The rabbit blushed, shrugging her shoulders with a coy smile. "Hey, not that outdated. I'm dating you, aren't I? That's pretty modern thinking."
"Huh, futuristic I'd say! Any of your sisters date outside their species?"
"Well, a few married hares, and a couple of them married slightly larger mammals. But none that I can remember married a predator," she said, her flush growing as she added, "no less a fox." But then the subject of marriage brought her mind to another question, something she had been wondering about for a while. "So, how far did you and Scarlett actually go?"
"Did we spend a lot of time together? Yes, yes we did."

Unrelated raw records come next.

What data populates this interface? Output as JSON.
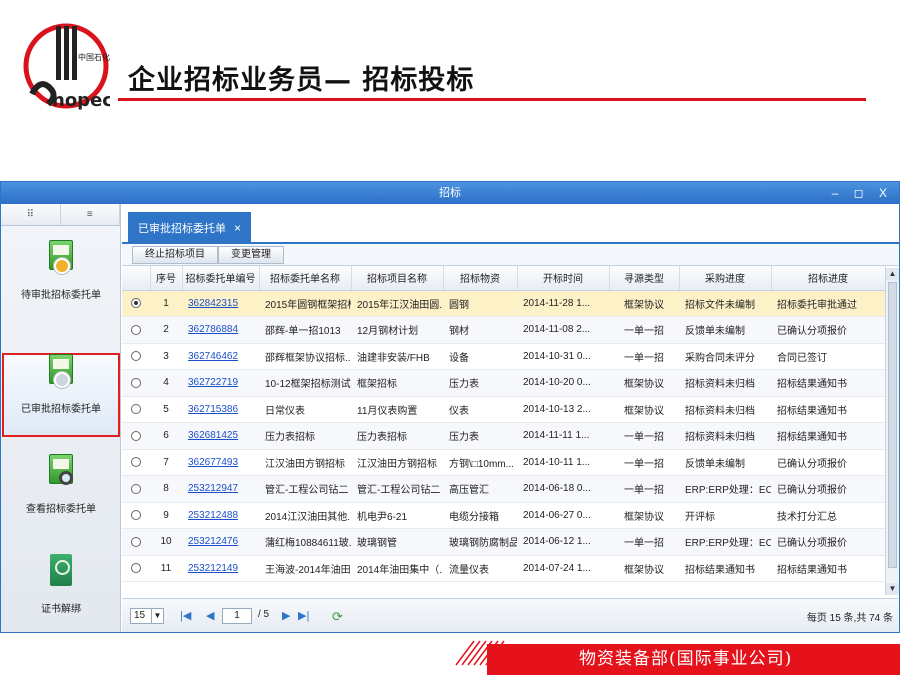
{
  "slide": {
    "logo_text": "Sinopec",
    "title": "企业招标业务员— 招标投标",
    "footer": "物资装备部(国际事业公司)"
  },
  "window": {
    "title": "招标",
    "controls": "– ◻ X"
  },
  "nav": {
    "tab_icons": [
      "grid-icon",
      "list-icon"
    ],
    "items": [
      {
        "label": "待审批招标委托单",
        "icon": "book-badge-icon"
      },
      {
        "label": "已审批招标委托单",
        "icon": "book-badge-icon",
        "selected": true
      },
      {
        "label": "查看招标委托单",
        "icon": "book-search-icon"
      },
      {
        "label": "证书解绑",
        "icon": "certificate-icon"
      }
    ]
  },
  "tab": {
    "label": "已审批招标委托单",
    "close": "×"
  },
  "toolbar": {
    "btn_terminate": "终止招标项目",
    "btn_change": "变更管理"
  },
  "table": {
    "headers": [
      "",
      "序号",
      "招标委托单编号",
      "招标委托单名称",
      "招标项目名称",
      "招标物资",
      "开标时间",
      "寻源类型",
      "采购进度",
      "招标进度"
    ],
    "rows": [
      {
        "selected": true,
        "no": "1",
        "code": "362842315",
        "name": "2015年圆钢框架招标",
        "project": "2015年江汉油田圆...",
        "material": "圆钢",
        "time": "2014-11-28 1...",
        "type": "框架协议",
        "purchase": "招标文件未编制",
        "bid": "招标委托审批通过"
      },
      {
        "selected": false,
        "no": "2",
        "code": "362786884",
        "name": "邵辉-单一招1013",
        "project": "12月钢材计划",
        "material": "钢材",
        "time": "2014-11-08 2...",
        "type": "一单一招",
        "purchase": "反馈单未编制",
        "bid": "已确认分项报价"
      },
      {
        "selected": false,
        "no": "3",
        "code": "362746462",
        "name": "邵辉框架协议招标...",
        "project": "油建非安装/FHB",
        "material": "设备",
        "time": "2014-10-31 0...",
        "type": "一单一招",
        "purchase": "采购合同未评分",
        "bid": "合同已签订"
      },
      {
        "selected": false,
        "no": "4",
        "code": "362722719",
        "name": "10-12框架招标测试",
        "project": "框架招标",
        "material": "压力表",
        "time": "2014-10-20 0...",
        "type": "框架协议",
        "purchase": "招标资料未归档",
        "bid": "招标结果通知书"
      },
      {
        "selected": false,
        "no": "5",
        "code": "362715386",
        "name": "日常仪表",
        "project": "11月仪表购置",
        "material": "仪表",
        "time": "2014-10-13 2...",
        "type": "框架协议",
        "purchase": "招标资料未归档",
        "bid": "招标结果通知书"
      },
      {
        "selected": false,
        "no": "6",
        "code": "362681425",
        "name": "压力表招标",
        "project": "压力表招标",
        "material": "压力表",
        "time": "2014-11-11 1...",
        "type": "一单一招",
        "purchase": "招标资料未归档",
        "bid": "招标结果通知书"
      },
      {
        "selected": false,
        "no": "7",
        "code": "362677493",
        "name": "江汉油田方钢招标",
        "project": "江汉油田方钢招标",
        "material": "方钢\\□10mm...",
        "time": "2014-10-11 1...",
        "type": "一单一招",
        "purchase": "反馈单未编制",
        "bid": "已确认分项报价"
      },
      {
        "selected": false,
        "no": "8",
        "code": "253212947",
        "name": "管汇-工程公司钻二",
        "project": "管汇-工程公司钻二",
        "material": "高压管汇",
        "time": "2014-06-18 0...",
        "type": "一单一招",
        "purchase": "ERP:ERP处理：EC...",
        "bid": "已确认分项报价"
      },
      {
        "selected": false,
        "no": "9",
        "code": "253212488",
        "name": "2014江汉油田其他...",
        "project": "机电尹6-21",
        "material": "电缆分接箱",
        "time": "2014-06-27 0...",
        "type": "框架协议",
        "purchase": "开评标",
        "bid": "技术打分汇总"
      },
      {
        "selected": false,
        "no": "10",
        "code": "253212476",
        "name": "蒲红梅10884611玻...",
        "project": "玻璃钢管",
        "material": "玻璃钢防腐制品",
        "time": "2014-06-12 1...",
        "type": "一单一招",
        "purchase": "ERP:ERP处理：EC...",
        "bid": "已确认分项报价"
      },
      {
        "selected": false,
        "no": "11",
        "code": "253212149",
        "name": "王海波-2014年油田...",
        "project": "2014年油田集中（...",
        "material": "流量仪表",
        "time": "2014-07-24 1...",
        "type": "框架协议",
        "purchase": "招标结果通知书",
        "bid": "招标结果通知书"
      }
    ]
  },
  "pager": {
    "page_size": "15",
    "current_page": "1",
    "total_pages": "/ 5",
    "summary": "每页 15 条,共 74 条"
  }
}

"That's all very well, Nick," Judy surmised softly, "but that's not the question I asked." Solemn silence cooed around them— of all the subjects she could have asked about, this was the one he was most uncomfortable discussing — but he had made a promise, 'no more lies, no more secrets', and he was going to stick to it.
"Alright, what do you mean 'go'? Sexually? Romantically? Emotionally?"
"Nick..." she whispered closer, breathing in a long breath before her eyes rose to meet his, "Did you marry her?"
For a moment, which felt to last as long as the dawning of a new era, their gazes held firm into one another, emerald into amethyst, with tight and tense emotion. After what felt like the passing of a generation, Nick slowly let out his lungful of air, while a small smile grew on his muzzle. "I'm glad you overestimated that, Carrots," he said, "rather than underestimate it."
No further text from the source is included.